# Fisseha Berhane, PhD

#### Data Scientist

443-970-2353 [email protected] CV Resume

### Web Scraping and Natural Language Processing: most commonly used words in a journal paper¶

I am practicing web scrapping, regular expressions and natural language processing in R. In this post, I will find the most commonly used words in one of my published papers. The paper can be accessed from the Journal of Climate.

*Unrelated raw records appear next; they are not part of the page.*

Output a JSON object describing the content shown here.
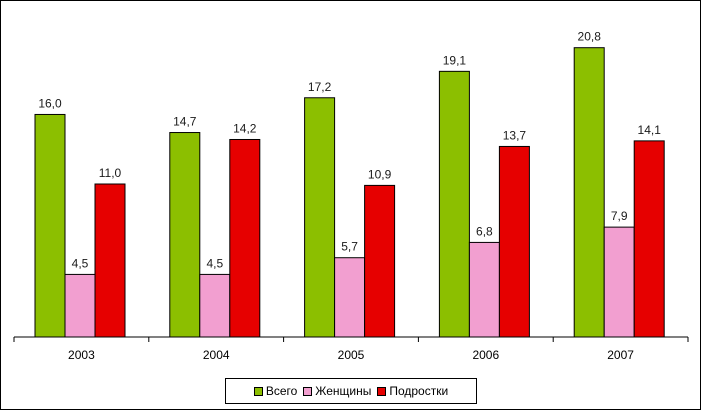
{
  "chart_data": {
    "type": "bar",
    "categories": [
      "2003",
      "2004",
      "2005",
      "2006",
      "2007"
    ],
    "series": [
      {
        "name": "Всего",
        "color": "#8cbf00",
        "values": [
          16.0,
          14.7,
          17.2,
          19.1,
          20.8
        ],
        "labels": [
          "16,0",
          "14,7",
          "17,2",
          "19,1",
          "20,8"
        ]
      },
      {
        "name": "Женщины",
        "color": "#f29fd0",
        "values": [
          4.5,
          4.5,
          5.7,
          6.8,
          7.9
        ],
        "labels": [
          "4,5",
          "4,5",
          "5,7",
          "6,8",
          "7,9"
        ]
      },
      {
        "name": "Подростки",
        "color": "#e60000",
        "values": [
          11.0,
          14.2,
          10.9,
          13.7,
          14.1
        ],
        "labels": [
          "11,0",
          "14,2",
          "10,9",
          "13,7",
          "14,1"
        ]
      }
    ],
    "ylim": [
      0,
      22
    ],
    "title": "",
    "xlabel": "",
    "ylabel": "",
    "grid": false,
    "legend_position": "bottom"
  }
}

I am using the painless 'rvest' R package for web scraping and the 'tm' package for natural language processing. The 'stringr' package is used to make my text tidy (remove unwanted characters).

In [4]:
library(rvest)
library(tm)
library(SnowballC)
library(stringr)


### scraping¶

In [5]:
page <- read_html("http://journals.ametsoc.org/doi/full/10.1175/JCLI-D-13-00693.1")

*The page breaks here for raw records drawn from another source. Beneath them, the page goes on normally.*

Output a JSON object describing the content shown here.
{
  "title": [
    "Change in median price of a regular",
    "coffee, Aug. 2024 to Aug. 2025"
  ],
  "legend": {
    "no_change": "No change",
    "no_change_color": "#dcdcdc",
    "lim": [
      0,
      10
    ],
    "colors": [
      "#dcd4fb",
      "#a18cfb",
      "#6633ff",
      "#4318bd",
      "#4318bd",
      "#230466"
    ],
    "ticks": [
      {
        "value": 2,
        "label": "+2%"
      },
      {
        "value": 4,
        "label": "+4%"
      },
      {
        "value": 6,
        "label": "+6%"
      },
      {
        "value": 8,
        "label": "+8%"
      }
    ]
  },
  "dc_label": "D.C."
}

paper=page%>% html_nodes(css = ".NLM_sec_level_1")%>%html_text()
paper[1]  # Let's see the first one

Out[5]:
In [24]:
length(paper)

Out[24]:
4

The paper is diveded in to introduction, Data and methods, Results and discussion, and Conclusions

#### Remove unwanted characters¶

In [7]:
paper=str_replace_all(paper, "[^[:alnum:]]", " ")
paper=gsub("[^A-Za-z0-9 ]", "-", paper)
paper[2]

Out[7]:

### Searching most common words¶

In [10]:
# Create corpus

corpus = Corpus(VectorSource(x))

In [26]:
# Convert to lower-case

corpus = tm_map(corpus, tolower)

In [15]:
# convert corpus to a Plain Text Document

corpus = tm_map(corpus, PlainTextDocument)

In [12]:
# Remove punctuation

corpus = tm_map(corpus, removePunctuation)

In [13]:
# Remove stopwords

corpus = tm_map(corpus, removeWords, stopwords("english"))

In [16]:
# Create matrix

frequencies = DocumentTermMatrix(corpus)


### Most commonly used words¶

Let's search words that occur at least 50 times

In [25]:
findFreqTerms(frequencies, lowfreq=50)

Out[25]:
1. "anomalies"
2. "mjo"
3. "precipitation"

### Conclusion¶

The paper investigates the impacts of an intra-seasonal oscillation called MJO on precipitation over east Africa. The processes through which the oscillation influences precipitation over the region is investigated by lookig at anomalies of various atmospheric and oceanic fields such as sea surface temperature, atmospheric winds and sea level pressure. Therefore, it is expected that anomalies, mjo and precipitation are the top three commonly used words the in paper.